Wednesday, November 18, 2009

A Library’s Century

The Seward Park branch library was refurbished in 2004.



November 18, 2009, 11:56 am
A Library’s Century of ‘Hungering Imagination’
By SEWELL CHAN

The Seward Park branch of the New York Public Library opened 100 years ago this month, on Nov. 11, 1909, and the library will mark the centennial with a program of public events starting at 2 p.m. Thursday. Perhaps what is most remarkable about the branch, which was most recently renovated in 2004, is the continuity of the immigrant aspirations — then largely Jewish, now mostly Asian and Hispanic — it embodies.
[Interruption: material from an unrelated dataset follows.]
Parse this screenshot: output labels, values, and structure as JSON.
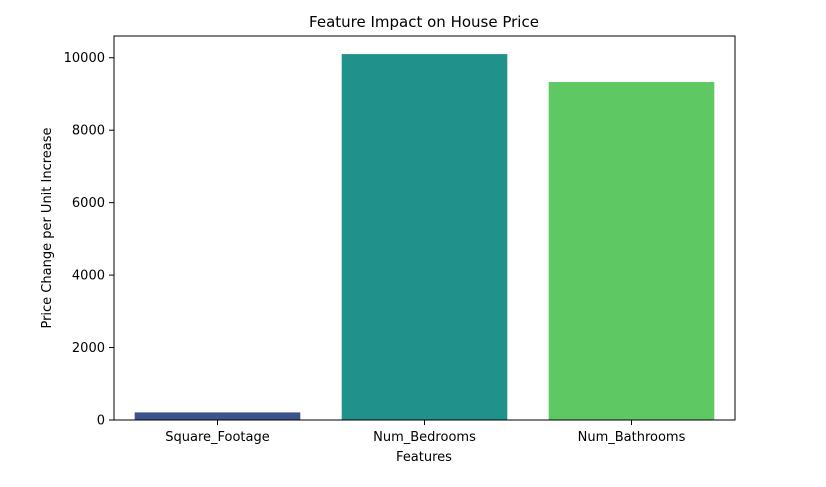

“East Side Leads in Book Reading,” proclaimed the headline of a March 9, 1913, article in The New York Times Magazine. The article found that the Seward Park branch library, on East Broadway, reported a circulation of 425,571 — the highest of any branch — in the New York Public Library’s most recent report. The Times described the yearning in a rather dramatic fashion:

Centuries of famine and dearth of knowledge, and of cringing subservience to those who have had it, have taught the east side immigrant two important things about books: that what they contain can feed a starving mind and a hungering imagination with such royal richness as their lives could never afford them; and that their contents can lead him, step by step, along the journey to success and power and dominance. It is not far-fetched to say that many of the statesmen of the future are now in the making at Seward Park library.

The article proceeded to describe a typical day in the life of the library. The day started slow, with only a few patrons. “Now and again a lean and scholarly rabbi will pass up the white stone steps, bent upon inspecting the Talmudic treasures of the Jacob Schiff collection,” the article noted. “A few of the younger men and women trip in more briskly to pursue the necessary studies for civil service examinations.”

Immigrants pored over books in Russian, German, Yiddish and elementary English. But it was after 3 p.m., when school let out, that the library burst into life with the voices and cries of pupils.

The fortunate ones who come first file up the stairs and cluster around the circulating desks. Those who are returning books form in one line; those who are applying for cards in another. As fast as the librarians — and there are eight assistants required for this afternoon rush — can receive and record the returned books the youngsters surge to the “open shelves” and begin the search for their next selection.

And even when the children were sent home, at 6 p.m., the library remained in life, its downstairs reference room filling up into the early evening.

The article ended its account this way:

It is extraordinary, all things considered, how deeply the east side respects the trust the library imposes in it. It is no wonder they grasp after the benefactions of the library. Nothing could be more natural. But it deserves a special commendation that every east side reader brings his book back clean and intact, in spite of the fact, well known to the librarian, that many of them use their bathtubs and their ice chests as library shelves.